It's ALIVE! and it thinks (coding DNA and Neural Nets for fun)
August 20, 2010 10:52 AM   Subscribe

Amateur coder looking to make a "toy" Neural Net and also genetic/phenotypic DNA evolution/breeding system for a "virtual pet" game. Any tools that can make this approachable for me, preferably in Python?

I have always been interested in A-life, Genetic Algorithms, Cellular Automatons, Neural Nets, Learning chat-bots etc etc, from a theoretical level. But I am not a programmer as my day job, so I never really studied these things officially.

Even So: I want to make a game that is something like one of those old digimon "pets" that you raise and then fight/run races/compete against other player's pets. I want the pets to have a digital "DNA" so that you can breed them for various balanced traits (Fast but delicate, Slow but strong, Smart but weak etc). Also, they would have neural nets so that the player would have to "train" them to fight. Basically like little digital gladiators.

Is this, even as a toy, hopelessly beyond a layman's capability? Are there some tools that could leap frog me directly into the fun/game part without having to learn tons of esoteric code?

I'll admit I'm not a trained programmer but I learn quick when I have a goal in mind and have impressed myself in the past with the things I can slap together in Python. I also have coded bits of C++ and JAVA, and would be willing to learn other languages if needed... but again, I would not consider myself a "programmer" so the easier the better.

My goal is to make a rough prototype and

1) Congratulate myself for the fun of doing it
2) IF this is not something that has already been done 1,000,000 before see if I can turn it into a real game/iphone app/facebook game/stand alone whatever. But I don't care about this so much at this point.

posted by DetonatedManiac to Technology (7 answers total) 18 users marked this as a favorite
I can recommend AI Application Programming for getting started on this. It is a broad introduction to different AI areas, including NNs, genetic algorithms, and ant algorithms. The book takes the approach of introducing only the very basics of each topic, but does so as a programming project, so you'll be able to get going quick. The source is in C, but it is pretty straightforward and you should be able to convert it to Python. When I was reading the book I wrote some of the code in Java, and I didn't have to do any coding gymnastics.
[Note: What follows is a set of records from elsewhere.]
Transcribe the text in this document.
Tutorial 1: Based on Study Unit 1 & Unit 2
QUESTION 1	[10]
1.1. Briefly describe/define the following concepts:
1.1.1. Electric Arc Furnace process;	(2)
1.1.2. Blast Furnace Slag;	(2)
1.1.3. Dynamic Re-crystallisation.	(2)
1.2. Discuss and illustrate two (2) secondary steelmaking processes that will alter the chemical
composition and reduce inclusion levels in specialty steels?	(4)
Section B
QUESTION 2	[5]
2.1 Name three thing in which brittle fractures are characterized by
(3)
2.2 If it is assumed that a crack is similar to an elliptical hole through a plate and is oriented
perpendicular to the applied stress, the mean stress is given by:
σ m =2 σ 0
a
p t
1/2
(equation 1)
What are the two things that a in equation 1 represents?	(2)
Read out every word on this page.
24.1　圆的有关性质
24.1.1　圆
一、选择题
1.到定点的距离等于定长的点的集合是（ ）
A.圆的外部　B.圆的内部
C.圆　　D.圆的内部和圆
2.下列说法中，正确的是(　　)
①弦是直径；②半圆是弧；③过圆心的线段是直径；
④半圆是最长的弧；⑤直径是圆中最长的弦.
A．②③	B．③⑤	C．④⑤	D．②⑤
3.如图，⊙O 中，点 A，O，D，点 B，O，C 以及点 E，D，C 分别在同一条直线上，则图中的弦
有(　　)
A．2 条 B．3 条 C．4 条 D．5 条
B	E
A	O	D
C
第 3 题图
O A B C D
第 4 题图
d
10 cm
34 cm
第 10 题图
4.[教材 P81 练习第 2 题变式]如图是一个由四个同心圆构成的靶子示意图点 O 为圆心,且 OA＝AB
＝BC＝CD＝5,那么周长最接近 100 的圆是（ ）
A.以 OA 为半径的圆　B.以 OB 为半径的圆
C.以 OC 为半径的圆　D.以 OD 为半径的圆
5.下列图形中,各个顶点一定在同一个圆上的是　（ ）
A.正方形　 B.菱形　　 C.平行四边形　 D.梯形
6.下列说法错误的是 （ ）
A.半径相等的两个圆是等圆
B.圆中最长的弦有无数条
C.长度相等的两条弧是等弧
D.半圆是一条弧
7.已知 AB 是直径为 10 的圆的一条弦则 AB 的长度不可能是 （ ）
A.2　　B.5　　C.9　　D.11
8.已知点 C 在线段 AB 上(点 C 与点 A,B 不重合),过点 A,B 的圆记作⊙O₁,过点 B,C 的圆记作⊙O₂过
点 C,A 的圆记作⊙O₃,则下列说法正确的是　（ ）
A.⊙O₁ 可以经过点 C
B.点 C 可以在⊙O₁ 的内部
The book doesn't have much depth, but I think it's very suitable for what you want to do.
posted by adahn at 11:03 AM on August 20, 2010

In addition, if you have an interest in ALife I would also recommend looking at NetLogo.
posted by adahn at 11:05 AM on August 20, 2010

pygame is very easy to learn.

pygames tagged with ai

and pyglet is even easier.

oh, and wow. I missed this one in the blue. Easy AI with Python. I was googling for the intro cs python book to see if it had a good section on what you want to learn.
posted by bleary at 11:44 AM on August 20, 2010

Do you want a neural net, or do you want to build one? Because MATLAB has one. I know a computational neuroscience student who was very recently raving to me about how easily you can click through a few menus, load a training set from a file, and get a neural net.
posted by d. z. wang at 11:44 AM on August 20, 2010

Is this, even as a toy, hopelessly beyond a layman's capability? Are there some tools that could leap frog me directly into the fun/game part without having to learn tons of esoteric code?

It's kind of an ambitious project for someone who has never done a real programming poject before. From your description you would need to build out all of the following:

- Graphical UI for training, breeding, etc.
- Fighting system and graphics
- DNA representation, probably with some sort of graphical component for the visual display of the pets, along with a breeding system
- Training system involving AI/machine learning
- Some sort of multiplayer aspect (online?)

Since you haven't made a game before, you'll also have to learn whatever platform you decide to use. All of that will take time and effort. The neural net stuff is actually probably the most likely part that you could get from an AI library of some kind, but as with any programming project you have to do most of the work yourself if you're making something new.

If you want to get some sort of playable game quickly, I would suggest getting one of the parts (fighting, breeding, or training) completed first along with the UI for it, so that you can play that part of it before the whole thing is completed. It's a lot better to work on a project when you always get parts working right away when you write them rather than waiting on until the end of a project to flip the switch and see everything working.
posted by burnmp3s at 11:58 AM on August 20, 2010

Genetic algorithms and neural nets are actually both decidedly on the easy-to-program, hard-to-use end of things.

So, building the modules for them? Should be a snap, honestly.

Figuring out how to use your naked genetic algorithm module for breeding pokemon? Maybe not so much.

(Genetic algorithms, btw, aren't really for things with genetics. It's really just a variation on stochastic programming that allows for setting large numbers of independent and dependent characteristics. In other words, the "genes" part of genetic algorithms are way less important than the "algorithms" part.)
posted by Netzapper at 1:31 PM on August 20, 2010

Response by poster: Thanks all for the ideas so far!

burnmp3s - you are right, I would build the game part first and then apply the neural net/DNA later, but didn't want to spend lots of time on that first part and then run up against an impossible wall with the other parts. But sounds like it is doable.